Democratic challenger Seth Fleetwood could have a hard race ahead of him if he hopes to beat incumbent Republican state Sen. Doug Ericksen in the race for the 42nd legislative district.
As of 3:36 p.m. Wednesday, Aug. 6, Ericksen had 56 percent of the vote to Fleetwood's 44 percent in the primary.
Those results don't include an estimated 5,000 uncounted ballots and an unknown number of mail-in ballots. The count won't be certified until Aug. 19.
Fleetwood said he was hoping to get around 45 percent, and was happy with the results
"It means we keep working," he said. "I'm feeling good. I'm feeling enthused."
Ericksen, who has served six terms in the state House and one term in the Senate, was confident he would remain atop the vote count.
"I think the election went really well last night," he said Wednesday. "The early trends tend to stay pretty consistent."
As The Bellingham Herald reported in July, in two-person races for the Legislature since 2008, the primary has been a strong predictor of who would win the general election. Over three election cycles (2008, 2010 and 2012), in 190 of 194 races with two candidates, the winner of the primary went on to win the general.
Fleetwood said he thinks the numbers forecast a close general election, where Democrats can sometimes gain several points.
"Primary votes favor Republicans," Fleetwood said. "It's in the neighborhood of where we thought we would be. We're in the game."
Republicans had effective control of the state Senate in the last legislative session after two Democrats agreed to join them in a coalition and vote with Republicans on most significant matters.
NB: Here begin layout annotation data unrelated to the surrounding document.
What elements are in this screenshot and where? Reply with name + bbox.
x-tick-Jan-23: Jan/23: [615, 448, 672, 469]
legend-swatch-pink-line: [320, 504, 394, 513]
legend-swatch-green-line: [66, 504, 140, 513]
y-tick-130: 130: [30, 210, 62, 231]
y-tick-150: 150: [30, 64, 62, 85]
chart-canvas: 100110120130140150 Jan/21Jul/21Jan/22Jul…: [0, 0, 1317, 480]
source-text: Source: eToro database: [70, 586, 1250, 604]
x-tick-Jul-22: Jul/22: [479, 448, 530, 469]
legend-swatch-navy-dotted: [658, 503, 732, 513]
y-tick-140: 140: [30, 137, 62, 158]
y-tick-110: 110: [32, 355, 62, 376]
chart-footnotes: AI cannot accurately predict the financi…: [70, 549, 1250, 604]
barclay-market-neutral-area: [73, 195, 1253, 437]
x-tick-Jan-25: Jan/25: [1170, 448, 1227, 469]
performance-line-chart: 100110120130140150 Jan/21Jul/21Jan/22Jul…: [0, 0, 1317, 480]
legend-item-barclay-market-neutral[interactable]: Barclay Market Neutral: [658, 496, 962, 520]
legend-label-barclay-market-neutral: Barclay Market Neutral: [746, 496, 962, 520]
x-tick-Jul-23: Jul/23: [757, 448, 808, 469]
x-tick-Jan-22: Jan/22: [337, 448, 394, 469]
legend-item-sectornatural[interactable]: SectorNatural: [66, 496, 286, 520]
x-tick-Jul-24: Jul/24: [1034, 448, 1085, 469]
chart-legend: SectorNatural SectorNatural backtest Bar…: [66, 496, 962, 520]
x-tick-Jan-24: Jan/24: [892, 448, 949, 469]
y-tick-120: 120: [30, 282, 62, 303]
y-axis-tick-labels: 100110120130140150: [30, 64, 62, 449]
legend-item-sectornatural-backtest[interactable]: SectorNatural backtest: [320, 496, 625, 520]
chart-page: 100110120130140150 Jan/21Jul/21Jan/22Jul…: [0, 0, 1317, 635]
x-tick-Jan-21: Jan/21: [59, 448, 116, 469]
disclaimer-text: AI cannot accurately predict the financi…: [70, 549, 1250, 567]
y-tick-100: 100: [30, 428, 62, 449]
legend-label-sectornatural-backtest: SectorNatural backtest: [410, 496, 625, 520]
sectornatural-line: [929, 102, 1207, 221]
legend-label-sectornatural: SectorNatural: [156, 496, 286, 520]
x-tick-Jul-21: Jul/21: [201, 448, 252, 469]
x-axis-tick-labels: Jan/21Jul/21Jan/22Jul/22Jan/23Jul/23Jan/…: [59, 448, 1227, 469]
Democrats controlled the House.
Democrats need to gain two seats in the Senate if they hope to form a majority in the next session, but Republicans appeared likely to remain in the lead in several contested seats based on early results.
"Everybody came in with very solid numbers last night, from 57 percent down to 54 percent," Ericksen said of races involving members of the statewide Republican caucus.
"I'm happy, but we're not taking anything for granted," he said. "We're going to go full speed through November 5."